Satellite imagery has revealed the secret expansion of a US drone base in the African country of Djibouti, according to a new report.
Satellite images available on the online mapping service, Google Earth, along with US Defense Department documents show that the Pentagon has turned Chabelley Airfield in Djibouti into a hive of high-tech military equipment, the Intercept reported on Thursday.
The airport is an isolated airstrip located some 6 miles (9.5km) to the southwest of Djibouti City, the capital of the country.
In satellite images from several years ago, the airport resembles a strip of tarmac in the middle of a vast desert.
Today, however, the pictures reveal what seems to be a collection of clamshell hangars, satellite dishes, and unmanned planes that the US has deployed there as part of its secret expansion plan.
One document by the Pentagon which dates back to June, shows that US military officials have asked the US House of Representatives for the appropriation of a $7.6 million funding in order to “construct perimeter boundary” at the site.
This is while the US military has always remained tight-lipped about Chabelley, refusing to mention it on its public list of overseas bases and evading questions about its existence.
Chabelley Airfield allows US drones to cover Yemen, southwest Saudi Arabia, a large part of Somalia, and parts of Ethiopia and southern Egypt, according to Tim Brown, a senior fellow at GlobalSecurity.org and an expert on analyzing satellite imagery.
“This base is now very important because it’s a major hub for most drone operations in northwest Africa,” Brown said.
The expansion of Chabelley and its rise in importance to the US military began in 2013, when the Pentagon moved a fleet of remotely controlled aircraft from its only acknowledged “major military facility” in Africa, Camp Lemonnier, which is also located in Djibouti, to this lower-profile airstrip.
Lemonnier has also been dramatically expanded since it was built in 2001. The number of personnel stationed there, for example, has jumped from 900 to 5,000 since 2002.

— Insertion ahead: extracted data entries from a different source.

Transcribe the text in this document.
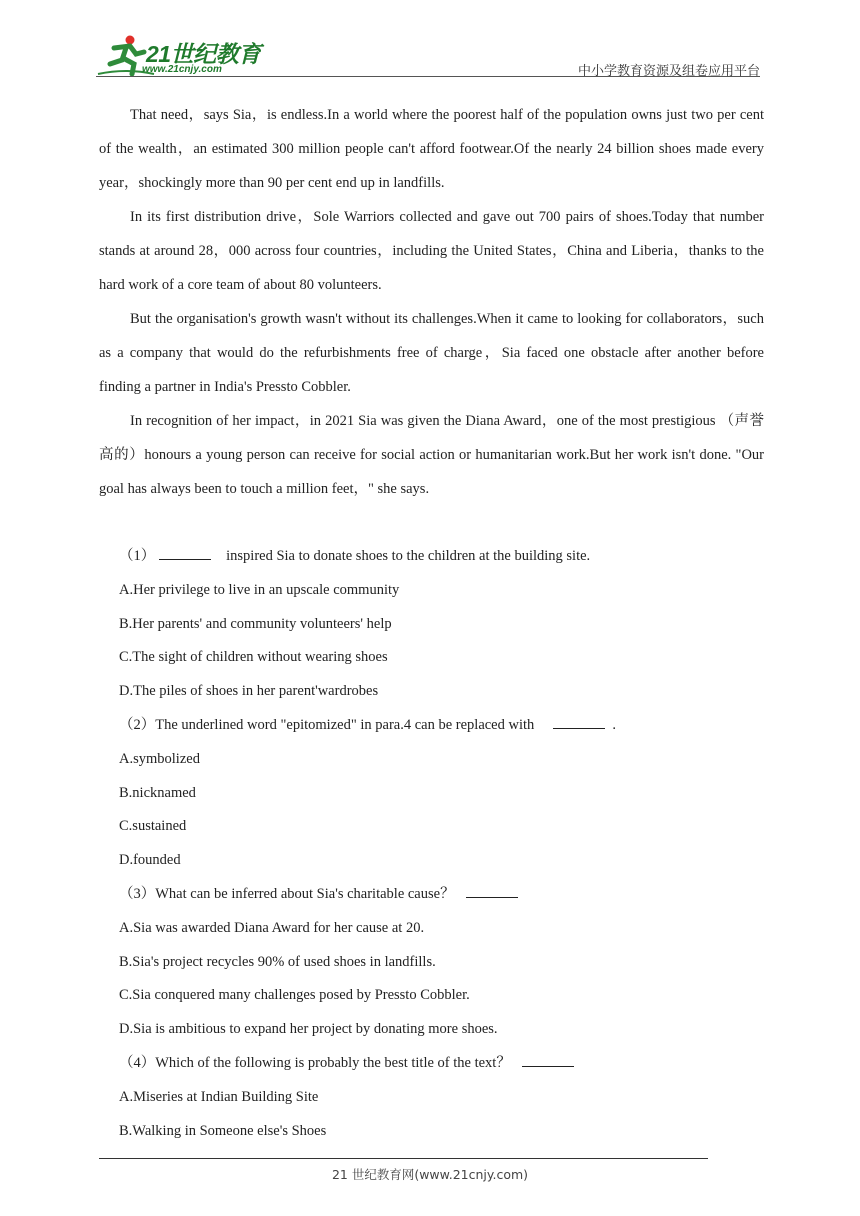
21世纪教育
www.21cnjy.com	中小学教育资源及组卷应用平台

That need，says Sia，is endless.In a world where the poorest half of the population owns just two per cent of the wealth，an estimated 300 million people can't afford footwear.Of the nearly 24 billion shoes made every year，shockingly more than 90 per cent end up in landfills.

In its first distribution drive，Sole Warriors collected and gave out 700 pairs of shoes.Today that number stands at around 28，000 across four countries，including the United States，China and Liberia，thanks to the hard work of a core team of about 80 volunteers.

But the organisation's growth wasn't without its challenges.When it came to looking for collaborators，such as a company that would do the refurbishments free of charge，Sia faced one obstacle after another before finding a partner in India's Pressto Cobbler.

In recognition of her impact，in 2021 Sia was given the Diana Award，one of the most prestigious （声誉高的）honours a young person can receive for social action or humanitarian work.But her work isn't done. "Our goal has always been to touch a million feet，" she says.

（1）	inspired Sia to donate shoes to the children at the building site.

A.Her privilege to live in an upscale community

B.Her parents' and community volunteers' help

C.The sight of children without wearing shoes

D.The piles of shoes in her parent'wardrobes

（2）The underlined word "epitomized" in para.4 can be replaced with	.

A.symbolized

B.nicknamed

C.sustained

D.founded

（3）What can be inferred about Sia's charitable cause？

A.Sia was awarded Diana Award for her cause at 20.

B.Sia's project recycles 90% of used shoes in landfills.

C.Sia conquered many challenges posed by Pressto Cobbler.

D.Sia is ambitious to expand her project by donating more shoes.

（4）Which of the following is probably the best title of the text？

A.Miseries at Indian Building Site

B.Walking in Someone else's Shoes

21 世纪教育网(www.21cnjy.com)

It has expanded from 88 acres to nearly 600 acres in size. Lemonnier was so crucial to US military operations that, in 2014, the Pentagon signed a $70 million per year agreement to extend its lease through 2044.
In February 2013 the Pentagon asked Congress to quickly supply funds for “minimal facilities necessary to enable temporary operations” at Chabelley.
Official documents obtained by the Washington Post at the time noted that “the construction is not being carried out at a military installation where the United States is reasonably expected to have a long-term presence.”
Despite the alleged temporary nature of the Chabelley site, however, the US inked a “long-term implementing arrangement” with the Djiboutian government to establish Chabelley as an “enduring” base, according to documents provided earlier this year by the Pentagon.
The new revelation comes shortly after a trove of leaked documents revealed a global assassination program that the US has been running using its drones.
The documents, leaked by a security whistleblower dubbed the “New Snowden” in media, described the mechanism of targeting suspects slated for assassination and detailed Washington's measures to hide the extent of civilian casualties resulting from its drone strikes in countries like Yemen and Somalia.